"Ey insan! Kime tâbi isen onun kulu olursun!..”

A -
A +
“Kötü insan, hiç kimseye iyi zan beslemez. Çünkü o, herkesi kendisi gibi görür.”
 
Kefevî Ebû Bekr Efendi Kanunî Sultan Süleymân zamanında Kırım’da yetişmiş âlim ve velîlerdendir. Önce memleketi Kefe’deki âlimlerden dînî ilimleri tahsil etti. Tasavvuf ilimlerini de, Mısır’da Şeyh Şahin Mısrî ve Seyyid Ebü’l-Vefâ Kâdiri’den öğrendi. 970 (m. 1562) senesinde, Kefe’de vefât etti. Sohbetlerinde buyurdu ki:
“Kötü insan, hiç kimseye iyi zan beslemez. Çünkü o, herkesi kendisi gibi görür.”
 
“Kâmil olan kimse, aklı arzu ve isteklerine gâlip gelendir.”
 
“Söz ilâç gibidir. Azı faydalı, çoğu zararlıdır.”
 
“Dünyâ sevgisi bütün kötülüklerin, günahların başıdır. Günahların başı da küfürdür.”
 
“Hizmet görmek isteyen, hocasına hizmet etsin.”
 
“Talibin her vakit, her ibâdetten ayrı ayrı lezzet alması lâzımdır. Namazda nasıl hâllere kavuştuğunu, Kur’ân-ı kerîm okurken nasıl bir bağlılığın zuhur ettiğini, hadîs-i şerîf dersinde nasıl şevklerin hâsıl olduğunu, Kelime-i tevhîd söylerken nasıl bir zevkin meydana geldiğini bilmelidir. Bunun gibi şüpheli lokmalardan nasıl bir zulmetin yükseldiğini ve diğer günahları da buna benzeterek tesîrlerini bilmelidir.”
 
“Zevk, şevk, keşif ve kerâmet peşinde olan, Allahü teâlâyı arayıcı değildir.”
 
“Nefsinin arzularına tâbi olan, Allahü teâlâya nasıl kul olur? Ey insan! Kime tâbi isen onun kulu olursun.”
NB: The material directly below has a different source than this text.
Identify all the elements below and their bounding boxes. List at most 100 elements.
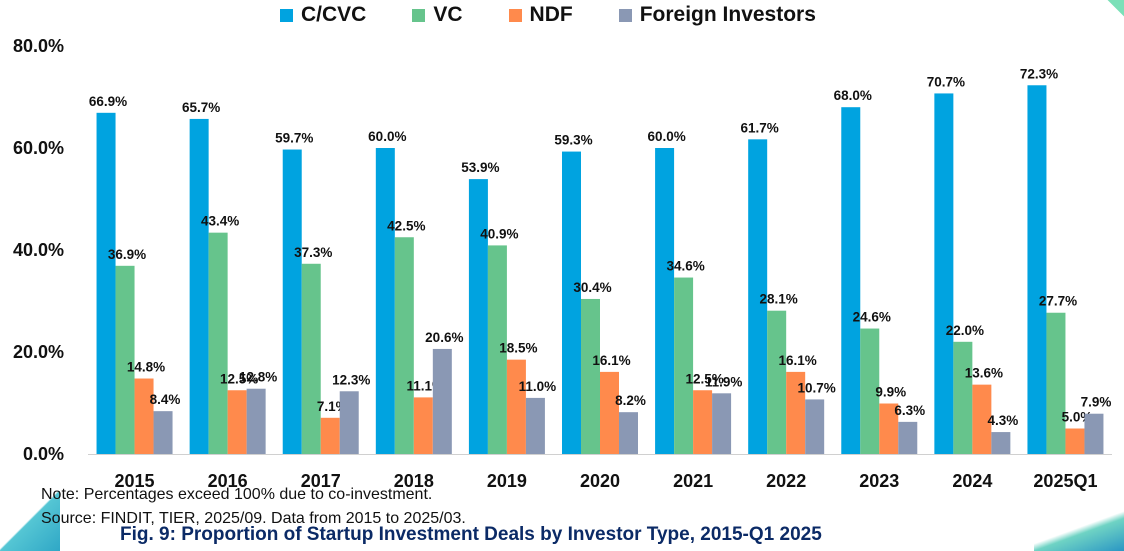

“Duâ ederken nûrlar akıp gelir. Duânın kabûl olması yönünden bu bereketleri ayırmak zordur. Bazıları demişlerdir ki, eğer iki elde ağırlık hissedilirse, duânın kabûl alâmetidir. Biz de deriz ki, eğer sadrın inşirahı, yani göğüste bir genişleme, kalbde bir açıklık hâsıl olursa, kabûl alâmetidir.”
 
“İnsanlar dört kısımdır: Nâmerdler, merdler, civânmerdler ve ferdlerdir. Dünyâyı isteyen nâmerd. Âhıreti isteyen merd, âhıretle birlikte Hak teâlâyı isteyen civânmerd, yalnız, Hakkı isteyen ferddir.”
 
“Dînin edeblerine riâyet etmeden, yolunun kâmil olduğunu iddia edenin delîli yoktur.”
 
“Kendisini fazla medheden kimse, başkasını da aynı derecede kötüler. Başkasını fazla kötüleyen, kendisini fazla metheder.”
 
“Allahü teâlâyı taleb ve O’nun rızâsını isteme husûsunda samimî ve doğru olan, Allahü teâlâdan başkasının terkine aldırmaz.”
 
"Allahü teâlâdan sonu belirli olmayan bir şey istendiği zaman; 'Yâ Rabbî! Hayır ise müyesser et' demelidir. Zira hayrı olmayan bir şeyin yokluğu, varlığından hayırlıdır.